INTRODUCTION: Stay at home orders during the COVID-19 global pandemic created unprecedented challenges for workers whose work was transferred to the home setting. Little is presently known about the benefits and the challenges associated with global remote work on wellbeing and mental health, work-life balance, job satisfaction, productivity, home office adaptability, and gender equality.

METHODS: A scoping review of PubMed/Medline was undertaken in October 2021 to better understand these broad dimensions associated with remote worker health, wellbeing, and the home office workspace. The review focused on white collar workers who undertook remote work during each of the lockdown waves from March 2020-2021.

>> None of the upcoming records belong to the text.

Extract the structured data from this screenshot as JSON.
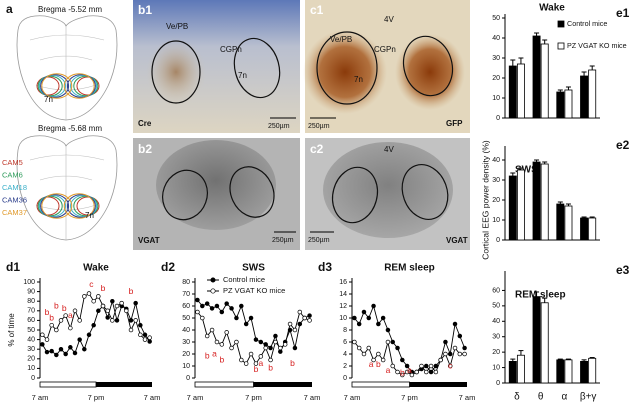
{
  "panel_a": {
    "label": "a",
    "sections": [
      "Bregma -5.52 mm",
      "Bregma -5.68 mm"
    ],
    "region": "7n",
    "cases": [
      {
        "name": "CAM5",
        "color": "#c0392b"
      },
      {
        "name": "CAM6",
        "color": "#2e9b5b"
      },
      {
        "name": "CAM18",
        "color": "#3bb0c9"
      },
      {
        "name": "CAM36",
        "color": "#2c3e8c"
      },
      {
        "name": "CAM37",
        "color": "#e09a2b"
      }
    ]
  },
  "images": [
    {
      "label": "b1",
      "stain": "Cre",
      "scale": "250µm",
      "regions": [
        "Ve/PB",
        "CGPn",
        "7n"
      ]
    },
    {
      "label": "c1",
      "stain": "GFP",
      "scale": "250µm",
      "regions": [
        "Ve/PB",
        "CGPn",
        "7n",
        "4V"
      ]
    },
    {
      "label": "b2",
      "stain": "VGAT",
      "scale": "250µm"
    },
    {
      "label": "c2",
      "stain": "VGAT",
      "scale": "250µm",
      "regions": [
        "4V"
      ]
    }
  ],
  "chart_data": [
    {
      "type": "line",
      "panel": "d1",
      "title": "Wake",
      "ylabel": "% of time",
      "x": [
        0.5,
        1.5,
        2.5,
        3.5,
        4.5,
        5.5,
        6.5,
        7.5,
        8.5,
        9.5,
        10.5,
        11.5,
        12.5,
        13.5,
        14.5,
        15.5,
        16.5,
        17.5,
        18.5,
        19.5,
        20.5,
        21.5,
        22.5,
        23.5
      ],
      "xlim": [
        0,
        24
      ],
      "xticks": [
        {
          "value": 0,
          "label": "7 am"
        },
        {
          "value": 12,
          "label": "7 pm"
        },
        {
          "value": 24,
          "label": "7 am"
        }
      ],
      "ylim": [
        0,
        100
      ],
      "yticks": [
        0,
        10,
        20,
        30,
        40,
        50,
        60,
        70,
        80,
        90,
        100
      ],
      "series": [
        {
          "color": "#000000",
          "values": [
            35,
            27,
            28,
            24,
            30,
            25,
            32,
            26,
            40,
            30,
            45,
            55,
            70,
            75,
            63,
            80,
            60,
            75,
            72,
            60,
            78,
            55,
            45,
            38
          ]
        },
        {
          "color": "#ffffff",
          "values": [
            45,
            40,
            55,
            50,
            60,
            65,
            52,
            70,
            60,
            85,
            88,
            80,
            85,
            75,
            70,
            60,
            75,
            78,
            70,
            50,
            60,
            45,
            40,
            42
          ]
        }
      ],
      "annotations": [
        {
          "text": "b",
          "x": 1.5,
          "y": 68
        },
        {
          "text": "b",
          "x": 3.5,
          "y": 75
        },
        {
          "text": "b",
          "x": 5.2,
          "y": 72
        },
        {
          "text": "a",
          "x": 6.5,
          "y": 65
        },
        {
          "text": "b",
          "x": 2.5,
          "y": 62
        },
        {
          "text": "c",
          "x": 11,
          "y": 97
        },
        {
          "text": "b",
          "x": 13.5,
          "y": 93
        },
        {
          "text": "b",
          "x": 19.5,
          "y": 90
        }
      ]
    },
    {
      "type": "line",
      "panel": "d2",
      "title": "SWS",
      "legend": "top",
      "x": [
        0.5,
        1.5,
        2.5,
        3.5,
        4.5,
        5.5,
        6.5,
        7.5,
        8.5,
        9.5,
        10.5,
        11.5,
        12.5,
        13.5,
        14.5,
        15.5,
        16.5,
        17.5,
        18.5,
        19.5,
        20.5,
        21.5,
        22.5,
        23.5
      ],
      "xlim": [
        0,
        24
      ],
      "xticks": [
        {
          "value": 0,
          "label": "7 am"
        },
        {
          "value": 12,
          "label": "7 pm"
        },
        {
          "value": 24,
          "label": "7 am"
        }
      ],
      "ylim": [
        0,
        80
      ],
      "yticks": [
        0,
        10,
        20,
        30,
        40,
        50,
        60,
        70,
        80
      ],
      "series": [
        {
          "name": "Control mice",
          "color": "#000000",
          "values": [
            65,
            60,
            62,
            58,
            60,
            55,
            62,
            58,
            50,
            60,
            45,
            50,
            32,
            30,
            28,
            25,
            35,
            22,
            30,
            40,
            25,
            45,
            50,
            52
          ]
        },
        {
          "name": "PZ VGAT KO mice",
          "color": "#ffffff",
          "values": [
            55,
            50,
            35,
            40,
            30,
            28,
            38,
            25,
            30,
            15,
            12,
            20,
            12,
            18,
            25,
            15,
            30,
            25,
            28,
            45,
            40,
            55,
            50,
            48
          ]
        }
      ],
      "annotations": [
        {
          "text": "b",
          "x": 2.5,
          "y": 18
        },
        {
          "text": "a",
          "x": 4,
          "y": 20
        },
        {
          "text": "b",
          "x": 5.5,
          "y": 15
        },
        {
          "text": "b",
          "x": 12.5,
          "y": 7
        },
        {
          "text": "a",
          "x": 13.5,
          "y": 12
        },
        {
          "text": "b",
          "x": 15.5,
          "y": 8
        },
        {
          "text": "b",
          "x": 20,
          "y": 12
        }
      ]
    },
    {
      "type": "line",
      "panel": "d3",
      "title": "REM sleep",
      "x": [
        0.5,
        1.5,
        2.5,
        3.5,
        4.5,
        5.5,
        6.5,
        7.5,
        8.5,
        9.5,
        10.5,
        11.5,
        12.5,
        13.5,
        14.5,
        15.5,
        16.5,
        17.5,
        18.5,
        19.5,
        20.5,
        21.5,
        22.5,
        23.5
      ],
      "xlim": [
        0,
        24
      ],
      "xticks": [
        {
          "value": 0,
          "label": "7 am"
        },
        {
          "value": 12,
          "label": "7 pm"
        },
        {
          "value": 24,
          "label": "7 am"
        }
      ],
      "ylim": [
        0,
        16
      ],
      "yticks": [
        0,
        2,
        4,
        6,
        8,
        10,
        12,
        14,
        16
      ],
      "series": [
        {
          "color": "#000000",
          "values": [
            10,
            9,
            11,
            10,
            12,
            9,
            10,
            8,
            6,
            5,
            3,
            2,
            1,
            1,
            1.5,
            2,
            1,
            2,
            3,
            6,
            4,
            9,
            7,
            5
          ]
        },
        {
          "color": "#ffffff",
          "values": [
            6,
            5,
            4,
            5,
            3,
            4,
            3,
            6,
            2,
            1,
            0.5,
            1,
            0.5,
            1,
            2,
            1,
            2,
            1,
            3,
            4,
            2,
            5,
            4,
            4
          ]
        }
      ],
      "annotations": [
        {
          "text": "a",
          "x": 4,
          "y": 2.2
        },
        {
          "text": "b",
          "x": 5.5,
          "y": 2.2
        },
        {
          "text": "a",
          "x": 7.5,
          "y": 1.2
        },
        {
          "text": "b",
          "x": 10.5,
          "y": 0.8
        },
        {
          "text": "a",
          "x": 12,
          "y": 1.2
        },
        {
          "text": "c",
          "x": 20.5,
          "y": 2
        }
      ]
    },
    {
      "type": "bar",
      "panel": "e1",
      "title": "Wake",
      "legend": "upper right",
      "ylim": [
        0,
        50
      ],
      "yticks": [
        0,
        10,
        20,
        30,
        40,
        50
      ],
      "series": [
        {
          "name": "Control mice",
          "color": "#000000",
          "values": [
            26,
            41,
            13,
            21
          ],
          "errors": [
            3,
            1.5,
            1,
            2
          ]
        },
        {
          "name": "PZ VGAT KO mice",
          "color": "#ffffff",
          "values": [
            27,
            37,
            14,
            24
          ],
          "errors": [
            3,
            2,
            1.5,
            2
          ]
        }
      ]
    },
    {
      "type": "bar",
      "panel": "e2",
      "title": "SWS",
      "ylabel": "Cortical EEG power density (%)",
      "ylim": [
        0,
        45
      ],
      "yticks": [
        0,
        10,
        20,
        30,
        40
      ],
      "series": [
        {
          "color": "#000000",
          "values": [
            32,
            39,
            18,
            11
          ],
          "errors": [
            1.5,
            1,
            1,
            0.5
          ]
        },
        {
          "color": "#ffffff",
          "values": [
            35,
            38,
            17,
            11
          ],
          "errors": [
            1,
            1,
            1,
            0.5
          ]
        }
      ]
    },
    {
      "type": "bar",
      "panel": "e3",
      "title": "REM sleep",
      "categories": [
        "δ",
        "θ",
        "α",
        "β+γ"
      ],
      "ylim": [
        0,
        70
      ],
      "yticks": [
        0,
        10,
        20,
        30,
        40,
        50,
        60
      ],
      "series": [
        {
          "color": "#000000",
          "values": [
            14,
            56,
            15,
            14
          ],
          "errors": [
            1.5,
            3,
            0.5,
            1
          ]
        },
        {
          "color": "#ffffff",
          "values": [
            18,
            52,
            15,
            16
          ],
          "errors": [
            3,
            3,
            0.5,
            0.5
          ]
        }
      ]
    }
  ]
}
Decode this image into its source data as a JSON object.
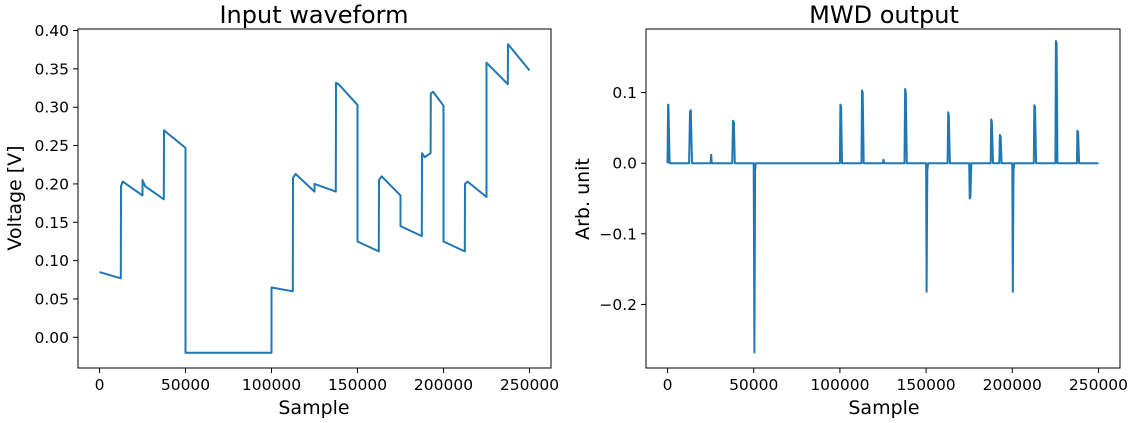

RESULTS: A total of 62 studies were included in the review, which spanned Asia, North America, South America, and Europe. Overall, workers seemed to enjoy remote work, but productivity varied. The main setbacks associated with remote work included feelings of isolation and loneliness which negatively influenced wellbeing. Social support from management and contact with colleagues mitigated this. Leadership style also influenced remote worker wellbeing. Overall, women suffered from lower levels of remote work wellbeing and productivity, especially if they had children. The home office and its adaptability were integral for successful remote work. Work-life balance was affected in some workers who struggled with heavier workloads or family duties.

CONCLUSION: To promote wellbeing and successful remote work, isolation and loneliness should be reduced through greater contact with colleagues and managers. Managers should promote family friendly policies that may support work-life balance and reduce gender inequities in remote work.